🤖 AI Summary
Existing RLVR methods uniformly optimize all generated tokens, overlooking the critical role of prefix tokens in reasoning—leading to computational waste and constrained improvement for high-reward tokens. This paper proposes Prefix-aware RLVR, the first framework to identify and exploit the “initial-locking effect.” It introduces two novel strategies: progressive prefix preservation and continuation-based cumulative reward estimation, enabling inference-startpoint-driven policy optimization. The method jointly optimizes path-dependent modeling, Monte Carlo sampling, and policy gradients. Evaluated across diverse reasoning tasks, it substantially outperforms state-of-the-art RLVR approaches, achieving an 18.02% absolute accuracy gain while requiring only 26.17% of the training tokens needed by baseline methods to reach peak performance—demonstrating significant improvements in both training efficiency and inference quality.
📝 Abstract
Reinforcement Learning with Verifiable Rewards (RLVR) significantly enhances the reasoning capability of Large Language Models (LLMs).
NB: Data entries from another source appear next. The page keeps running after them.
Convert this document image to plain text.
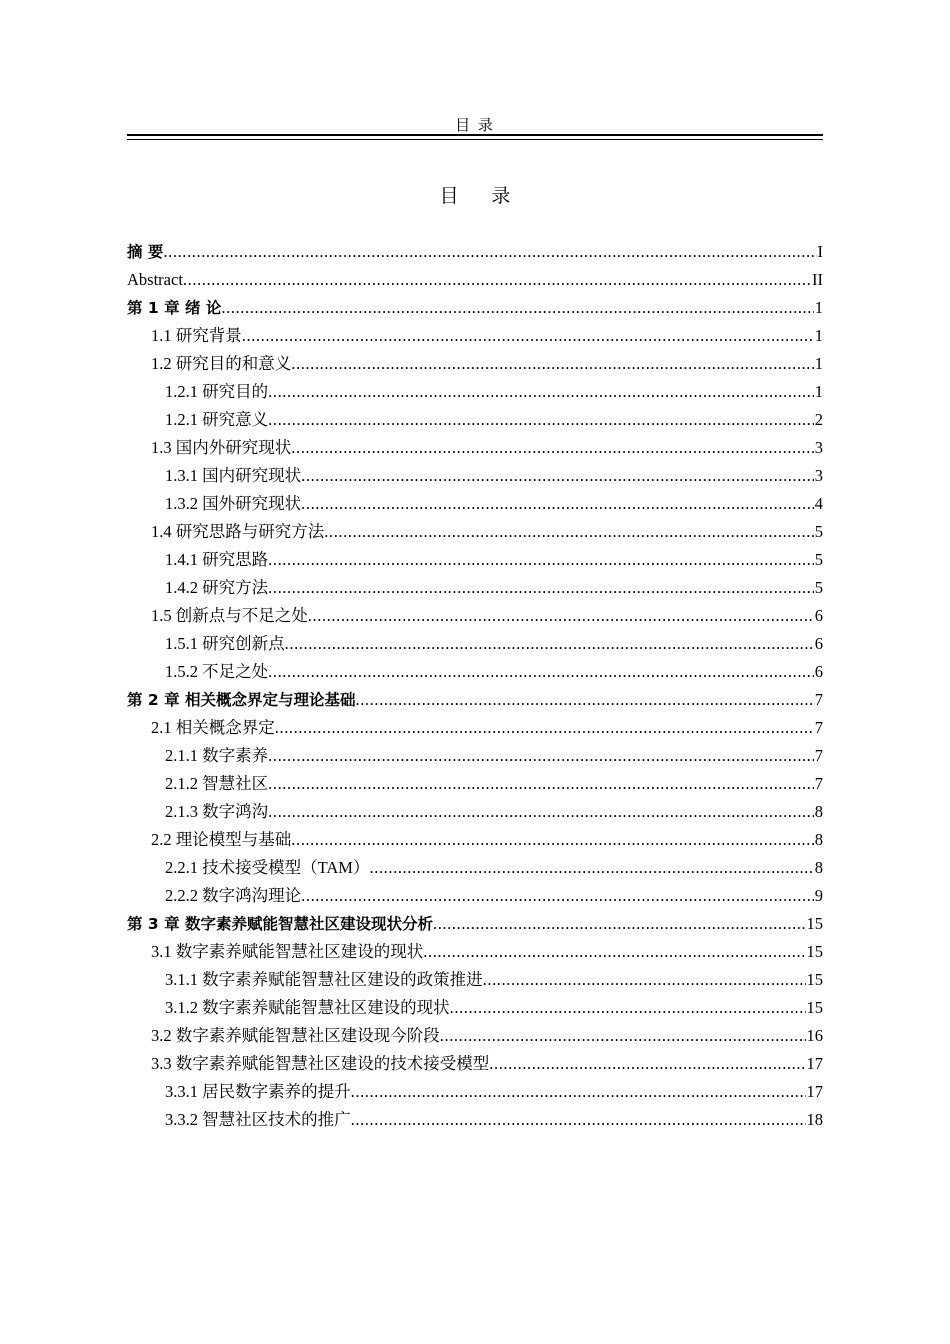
目 录
目 录
摘 要 .....	I
Abstract .....	II
第 1 章 绪 论 .....	1
1.1 研究背景 .....	1
1.2 研究目的和意义 .....	1
1.2.1 研究目的 .....	1
1.2.1 研究意义 .....	2
1.3 国内外研究现状 .....	3
1.3.1 国内研究现状 .....	3
1.3.2 国外研究现状 .....	4
1.4 研究思路与研究方法 .....	5
1.4.1 研究思路 .....	5
1.4.2 研究方法 .....	5
1.5 创新点与不足之处 .....	6
1.5.1 研究创新点 .....	6
1.5.2 不足之处 .....	6
第 2 章 相关概念界定与理论基础 .....	7
2.1 相关概念界定 .....	7
2.1.1 数字素养 .....	7
2.1.2 智慧社区 .....	7
2.1.3 数字鸿沟 .....	8
2.2 理论模型与基础 .....	8
2.2.1 技术接受模型（TAM） .....	8
2.2.2 数字鸿沟理论 .....	9
第 3 章 数字素养赋能智慧社区建设现状分析 .....	15
3.1 数字素养赋能智慧社区建设的现状 .....	15
3.1.1 数字素养赋能智慧社区建设的政策推进 .....	15
3.1.2 数字素养赋能智慧社区建设的现状 .....	15
3.2 数字素养赋能智慧社区建设现今阶段 .....	16
3.3 数字素养赋能智慧社区建设的技术接受模型 .....	17
3.3.1 居民数字素养的提升 .....	17
3.3.2 智慧社区技术的推广 .....	18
Current RLVR approaches typically conduct training across all generated tokens, but neglect to explore which tokens (e.g., prefix tokens) actually contribute to reasoning. This uniform training strategy spends substantial effort on optimizing low-return tokens, which in turn impedes the potential improvement from high-return tokens and reduces overall training effectiveness. To address this issue, we propose a novel RLVR approach called Progressive Prefix-token Policy Optimization (PPPO), which highlights the significance of the prefix segment of generated outputs. Specifically, inspired by the well-established human thinking theory of Path Dependence, where early-stage thoughts substantially constrain subsequent thinking trajectory, we identify an analogous phenomenon in LLM reasoning termed Beginning Lock-in Effect (BLE). PPPO leverages this finding by focusing its optimization objective on the prefix reasoning process of LLMs. This targeted optimization strategy can positively influence subsequent reasoning processes, and ultimately improve final results. To improve the learning effectiveness of LLMs on how to start reasoning with high quality, PPPO introduces two training strategies: (a) Progressive Prefix Retention, which shapes a progressive learning process by increasing the proportion of retained prefix tokens during training; (b) Continuation Accumulated Reward, which mitigates reward bias by sampling multiple continuations for one prefix token sequence, and accumulating their scores as the reward signal. Extensive experimental results on various reasoning tasks demonstrate that our proposed PPPO outperforms representative RLVR methods, with the accuracy improvements of 18.02% on only 26.17% training tokens.